Cicatrizes (EC)
                         
   
               Escrevo somente para ouvir o silêncio entre as palavras.


Dizem que em mulher não se bate nem com uma flor, eu diria, principalmente se a flor tiver espinho. O espinho da rosa aqui é a violência verbal, pois as palavras podem ferir e ferem mulheres e homens. Armazenadas na memória, causam cicatrizes que podem ser reabertas por outras experiências.

 
A palavra, como sabemos, constrói o mundo. “No princípio era o verbo e o verbo se fez carne e habitou entre nós” (Jo, 1:1). Com palavras escrevo o mundo, invento a morte primeiro que a vida, reinvento o homem na exata medida da minha imaginação. Faço o assassino meditar, o teólogo protestar o sangue derramado em fogueiras, bruxas amarem o sol, pardais amarem gatos, anjos incendiarem divãs, demônios falarem de eternidade e borboletas voarem em minhas mãos.
 
É impossível viver sem elas.

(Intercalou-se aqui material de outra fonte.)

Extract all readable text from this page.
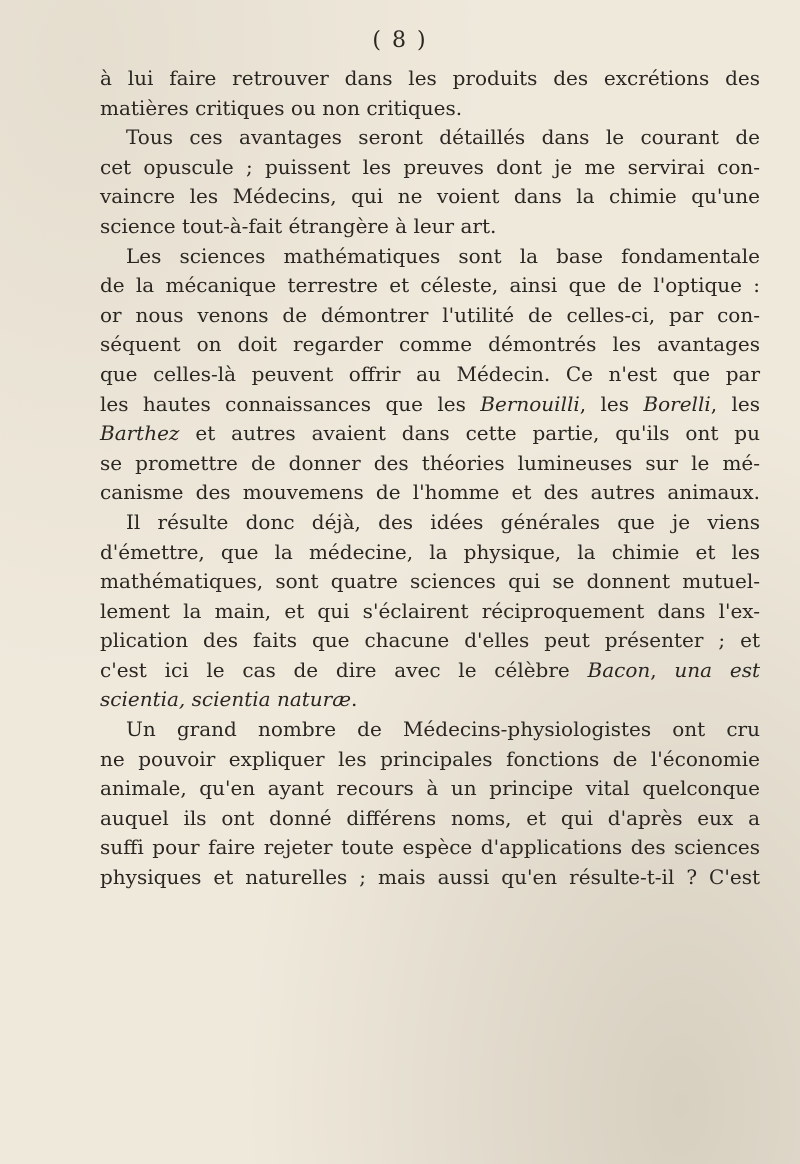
( 8 )
à lui faire retrouver dans les produits des excrétions des
matières critiques ou non critiques.
Tous ces avantages seront détaillés dans le courant de
cet opuscule ; puissent les preuves dont je me servirai con-
vaincre les Médecins, qui ne voient dans la chimie qu'une
science tout-à-fait étrangère à leur art.
Les sciences mathématiques sont la base fondamentale
de la mécanique terrestre et céleste, ainsi que de l'optique :
or nous venons de démontrer l'utilité de celles-ci, par con-
séquent on doit regarder comme démontrés les avantages
que celles-là peuvent offrir au Médecin. Ce n'est que par
les hautes connaissances que les Bernouilli, les Borelli, les
Barthez et autres avaient dans cette partie, qu'ils ont pu
se promettre de donner des théories lumineuses sur le mé-
canisme des mouvemens de l'homme et des autres animaux.
Il résulte donc déjà, des idées générales que je viens
d'émettre, que la médecine, la physique, la chimie et les
mathématiques, sont quatre sciences qui se donnent mutuel-
lement la main, et qui s'éclairent réciproquement dans l'ex-
plication des faits que chacune d'elles peut présenter ; et
c'est ici le cas de dire avec le célèbre Bacon, una est
scientia, scientia naturæ.
Un grand nombre de Médecins-physiologistes ont cru
ne pouvoir expliquer les principales fonctions de l'économie
animale, qu'en ayant recours à un principe vital quelconque
auquel ils ont donné différens noms, et qui d'après eux a
suffi pour faire rejeter toute espèce d'applications des sciences
physiques et naturelles ; mais aussi qu'en résulte-t-il ? C'est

Também é quase impossível evitar ferir alguém por palavras, pois disparam em setas vivas. Nem sempre o que dizemos é o que fere, mas o que o outro ouve. Se perguntássemos ao outro o que ele quis dizer exatamente com aquela expressão, quase sempre nos surpreenderíamos com significado diverso daquele que julgáramos ferino.
 
Se disparada a seta é impossível contê-la. Se já se fez a ferida, só o tempo poderá cicatrizá-la. Quando ao tempo aliamos a arte, além do bom proveito que outros poderão tirar da tela, da escultura, da página, do filme, etc., teremos transformado a cicatriz em bordadura de ouro. São as cicatrizes que nos fazem ser tão ricos e únicos em nossa individualidade. São as cicatrizes também que nos unem, pois é sabido que a dor é o que mais nos torna humanos.



Este texto faz parte do Exercício Criativo - Cicatrizes.